I think it’s essential in knowing a deity to be able to free them of their gender restraints as we might also want to be freed from them.  How butch can this Goddess get for us? How oiled, sweaty and calloused? How leather clad? How many different ways do you see Aphrodite?  Who touches you as the Goddess, and how do you honor that? If you identify more strongly on the masculine end of the spectrum, how do you wear her and be her?

First thoughts on desire

Wanting.  Wanting so bad I can taste it. I want to run my finger down the back of her neck.  I want that corner office, the one with the view of the bridge. I want to walk a little bit further tomorrow than I did today. I want to stop feeling so angry. I want to do the very best I can. I want to help people.

Aphrodite is desire. When people first come to her, they frequently come in a state of wanting, usually wanting love, touch, another, sometimes someone specific, sometimes just the opportunity for encounter. Aphrodite is she who inspires insane lust, the kind that keeps you up at night, making you not able to eat, or think. In fact, when the ancients prayed to her it was frequently so that she would lift them out of the fog of crazy mad love so that they could love well and clearly.

Yes, she is that kind of desire, but she is also desire itself. She is the primal flare that inspires you to reach for the divine, to BE the divine.  In Plato’s Symposium, the speech of the priestess Diotima reflects on the idea of love (in this instance named as Eros, but as he is the attendant of Aphrodite and the tale is set partially on her birthday there may well be a nod to syncretism here) as being first the erotic experience of physical beauty which transforms into an experience and contemplation of the divine.   She notes that the Vision of Beauty combined with virtue is the highest state humanity can achieve. The ultimate Beauty is Knowledge.  Obviously, this is a very simplistic take on the philosophy here.  There are multiple interpretations of Diotima’s speech, and so much more to be said.

By the time this gets to Ficino in the Renaissance, we see a cycle of Love outpouring from the Source back to the Source through human desire.  Since humans are already of the source, our desire is what motivates us to get back to that state of divinity. Ficino, too, focuses on beauty as being the outward reflection of the divine, and the cultivation of beauty as being the instance of its manifestation.  It is desire which draws us to beauty, and which makes us want to transform into beauty itself—to become Gods.
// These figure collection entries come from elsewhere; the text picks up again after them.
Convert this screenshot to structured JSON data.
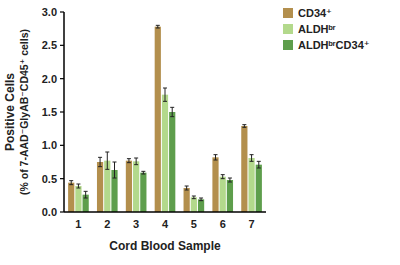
{
  "chart_data": {
    "type": "bar",
    "x_label": "Cord Blood Sample",
    "y_label": [
      "Positive Cells",
      "(% of 7-AAD⁻GlyAB⁻CD45⁺ cells)"
    ],
    "categories": [
      "1",
      "2",
      "3",
      "4",
      "5",
      "6",
      "7"
    ],
    "series": [
      {
        "name": "CD34⁺",
        "color": "#b38f4d",
        "values": [
          0.44,
          0.75,
          0.77,
          2.78,
          0.36,
          0.82,
          1.29
        ],
        "errors": [
          0.03,
          0.07,
          0.03,
          0.02,
          0.03,
          0.04,
          0.02
        ]
      },
      {
        "name": "ALDHᵇʳ",
        "color": "#b3d98c",
        "values": [
          0.39,
          0.77,
          0.76,
          1.76,
          0.22,
          0.53,
          0.81
        ],
        "errors": [
          0.03,
          0.13,
          0.05,
          0.1,
          0.02,
          0.03,
          0.05
        ]
      },
      {
        "name": "ALDHᵇʳCD34⁺",
        "color": "#5e9e4c",
        "values": [
          0.26,
          0.63,
          0.59,
          1.5,
          0.19,
          0.48,
          0.71
        ],
        "errors": [
          0.05,
          0.12,
          0.02,
          0.07,
          0.02,
          0.03,
          0.05
        ]
      }
    ],
    "ylim": [
      0,
      3
    ],
    "yticks": [
      {
        "value": 0,
        "label": "0.0"
      },
      {
        "value": 0.5,
        "label": "0.5"
      },
      {
        "value": 1,
        "label": "1.0"
      },
      {
        "value": 1.5,
        "label": "1.5"
      },
      {
        "value": 2,
        "label": "2.0"
      },
      {
        "value": 2.5,
        "label": "2.5"
      },
      {
        "value": 3,
        "label": "3.0"
      }
    ],
    "grid": false,
    "legend": "upper right"
  }
}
The transformation is ultimately inspired by the wanting.

Overall, this is a recharacterization and redirection of the physical impulse to love.  In the Platonic and later Renaissance framework, there is a suggestion that the act of physical love must be transcended to draw attention to “higher” concerns of the divine, but I personally think it’s useful to abandon that rather unhelpful judgment.  It is that primal sense of wanting that we generally experience in the body that leads us to action.  Aphrodite is not normally popularly associated with the realm of magick, but I find this is one of her mysteries. She is the spark of lust that comes before the idea, the desire that drives the idea into manifestation. She is the engine of transformation that makes us do magic.
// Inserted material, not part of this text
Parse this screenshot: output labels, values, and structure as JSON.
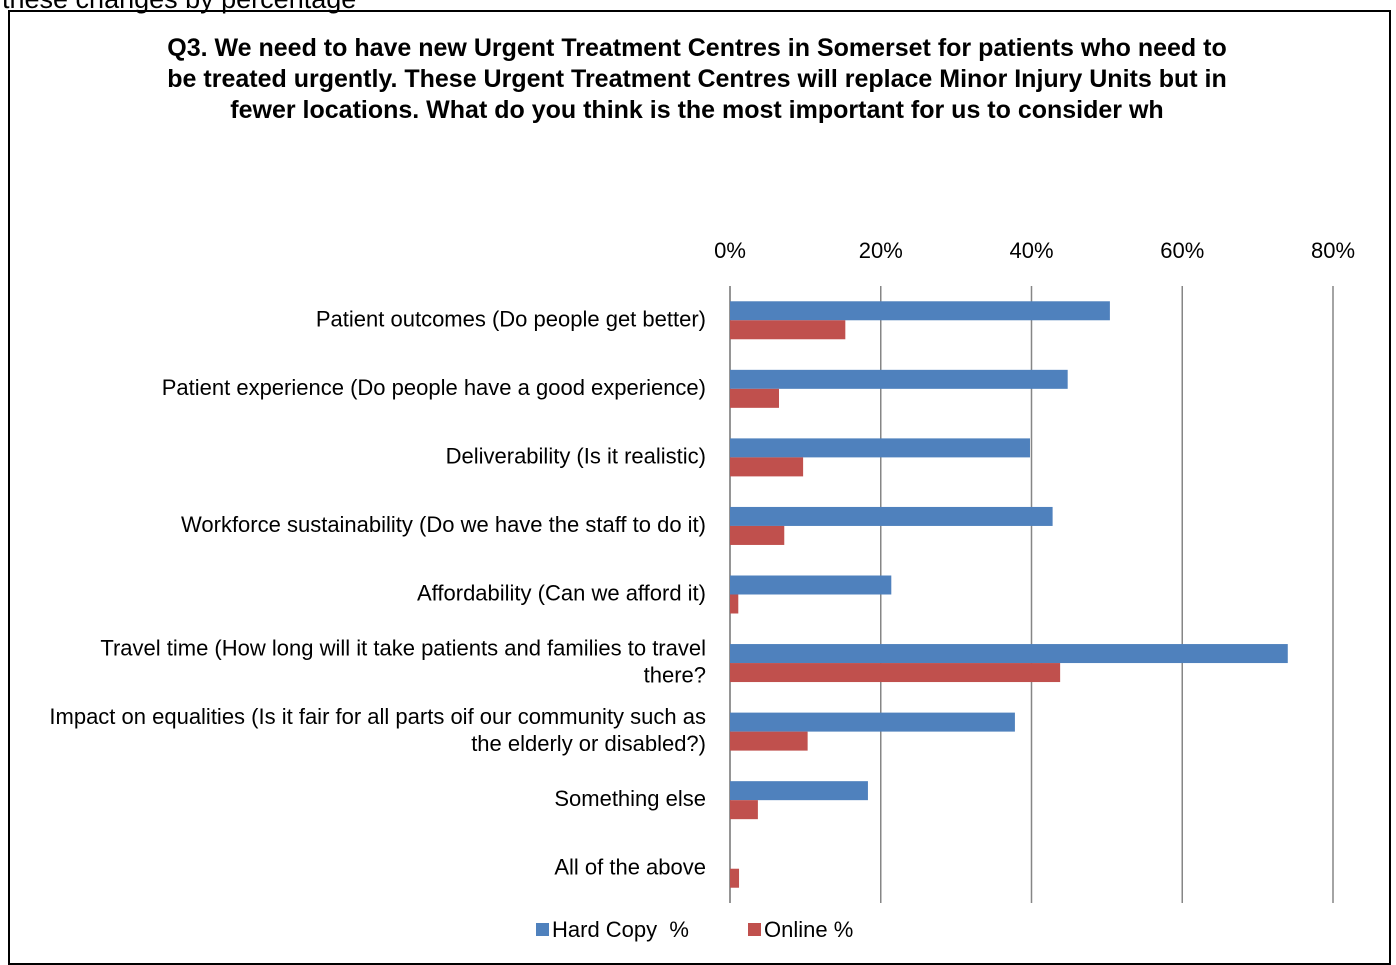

“Remember how in that communion only, beholding beauty with the eye of the mind, he will be enabled to bring forth, not images of beauty, but realities (for he has hold not of an image but of a reality), and bringing forth and nourishing true virtue to become the friend of God and be immortal, if mortal man may. Would that be an ignoble life?”  Diotima, The Symposium, trans. Benjamin Jowett

And of course, we are well empowered to change the world when we are fully acknowledging and awake to the beautiful Gods within.
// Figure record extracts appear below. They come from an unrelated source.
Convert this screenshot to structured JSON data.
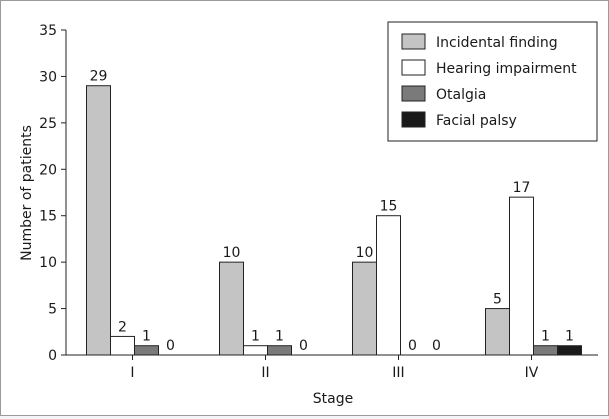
{
  "chart_data": {
    "type": "bar",
    "title": "",
    "xlabel": "Stage",
    "ylabel": "Number of patients",
    "ylim": [
      0,
      35
    ],
    "yticks": [
      "0",
      "5",
      "10",
      "15",
      "20",
      "25",
      "30",
      "35"
    ],
    "categories": [
      "I",
      "II",
      "III",
      "IV"
    ],
    "series": [
      {
        "name": "Incidental finding",
        "values": [
          29,
          10,
          10,
          5
        ],
        "color": "#c4c4c4"
      },
      {
        "name": "Hearing impairment",
        "values": [
          2,
          1,
          15,
          17
        ],
        "color": "#ffffff"
      },
      {
        "name": "Otalgia",
        "values": [
          1,
          1,
          0,
          1
        ],
        "color": "#7a7a7a"
      },
      {
        "name": "Facial palsy",
        "values": [
          0,
          0,
          0,
          1
        ],
        "color": "#1a1a1a"
      }
    ],
    "legend_position": "top-right",
    "grid": false
  }
}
And if you want to praise the legacy of Diotima, please check out and support Pantheon Foundation’s Diotima Prize campaign for Pagans in seminary.

It’s All Prayer

The past month has been really hard for a lot of people, and a lot of my friends are mourning losses, enduring conflict and battling hardship.  My mother has been sick for many years and now she is facing the potential amputation of one of her lower legs.  This is hard stuff, time consuming and draining.  As you might imagine, it has brought up a lot of difficult issues for me and also for my family. I am old enough now to know that self care under these conditions is vital, yet I still get tired, irritable and I notice that some of my patterns have shifted.  I am finding it a challenge to be the chipper beacon of compassion and delight that I want to be (I know that’s only the voice of my own warped expectations). She’s always there, but some days I have to dig a little harder.

But something that has given me a great amount of joy and emotional relief over the past few weeks is house decorating and playing in the garden. I love my home, and I feel a great creative surge when I get to make it pretty. It also has the effect of engaging my senses and keeping me distracted in the best of ways.  I get to revel in color, shape and texture, I can strategize where things should go, and what the next step in the ever evolving project of my home will be.  And at the end of the day I have the satisfaction of seeing a job well done.

I am happiest when my spiritual practice is integrated into my life, when I get to experience the sacred in all things and when every act is the simple, unconscious flow of devotion.  For me, the decorating of my home is cultivating beauty and joy, and that is how I live my relationship with Aphrodite.  My entire home thus becomes a temple built in her honor.

How do you live with your Gods? What seemingly mundane activities do you do which are a direct manifestation of their influence and speak to your dedication to doing their work? What does this sort of integrated practice look like to you?